- Born: 27 August 1940 Derby
- Died: 11 October 2001 (aged 61)
- Occupation: Sports Journalist
- Years active: 1980-2001
- Known for: Ice Hockey News Review

= Vic Batchelder =

British ice hockey journalist

Vic Batchelder ( – ) was a British ice hockey journalist. He is a member of the British Ice Hockey Hall of Fame.

==Early life==
Batchelder was working as a railway policeman in London when he began attending Wembley Lions games. He quit the police force after becoming disillusioned after a colleague suffered a violent attack. After quitting the police force he worked for a finance company.

==Career==
Vic became club secretary for the Nottingham Panthers in the early 1980s. He soon started documenting and publishing information such as match reports and stories.

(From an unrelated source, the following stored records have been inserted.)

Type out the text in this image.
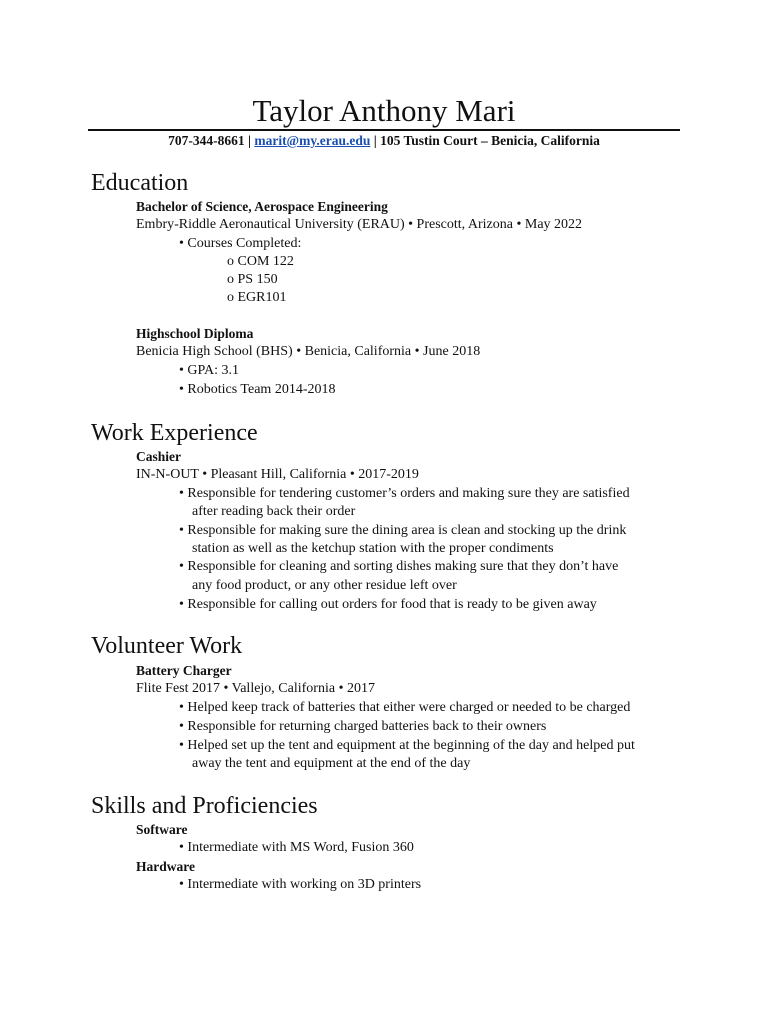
Taylor Anthony Mari
707-344-8661 | marit@my.erau.edu | 105 Tustin Court – Benicia, California
Education
Bachelor of Science, Aerospace Engineering
Embry-Riddle Aeronautical University (ERAU) • Prescott, Arizona • May 2022
• Courses Completed:
o COM 122
o PS 150
o EGR101
Highschool Diploma
Benicia High School (BHS) • Benicia, California • June 2018
• GPA: 3.1
• Robotics Team 2014-2018
Work Experience
Cashier
IN-N-OUT • Pleasant Hill, California • 2017-2019
• Responsible for tendering customer’s orders and making sure they are satisfied
after reading back their order
• Responsible for making sure the dining area is clean and stocking up the drink
station as well as the ketchup station with the proper condiments
• Responsible for cleaning and sorting dishes making sure that they don’t have
any food product, or any other residue left over
• Responsible for calling out orders for food that is ready to be given away
Volunteer Work
Battery Charger
Flite Fest 2017 • Vallejo, California • 2017
• Helped keep track of batteries that either were charged or needed to be charged
• Responsible for returning charged batteries back to their owners
• Helped set up the tent and equipment at the beginning of the day and helped put
away the tent and equipment at the end of the day
Skills and Proficiencies
Software
• Intermediate with MS Word, Fusion 360
Hardware
• Intermediate with working on 3D printers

In September 1981 Batchelder started the ice hockey magazine, Ice Hockey News Review, as a fortnightly publication. He continued to write and edit the magazine until he sold it in September 1999 due to ill-health. However, he continued to write for the magazine until his death from cancer in 2001.

Vic Batchelder was inducted to the British Ice Hockey Hall of Fame in 2000 for his services to the sport in the United Kingdom.

In the 2003-04 season, Ice Hockey Journalists UK created the Vic Batchelder Memorial Award which is given at the end of each season to the young British player of the year.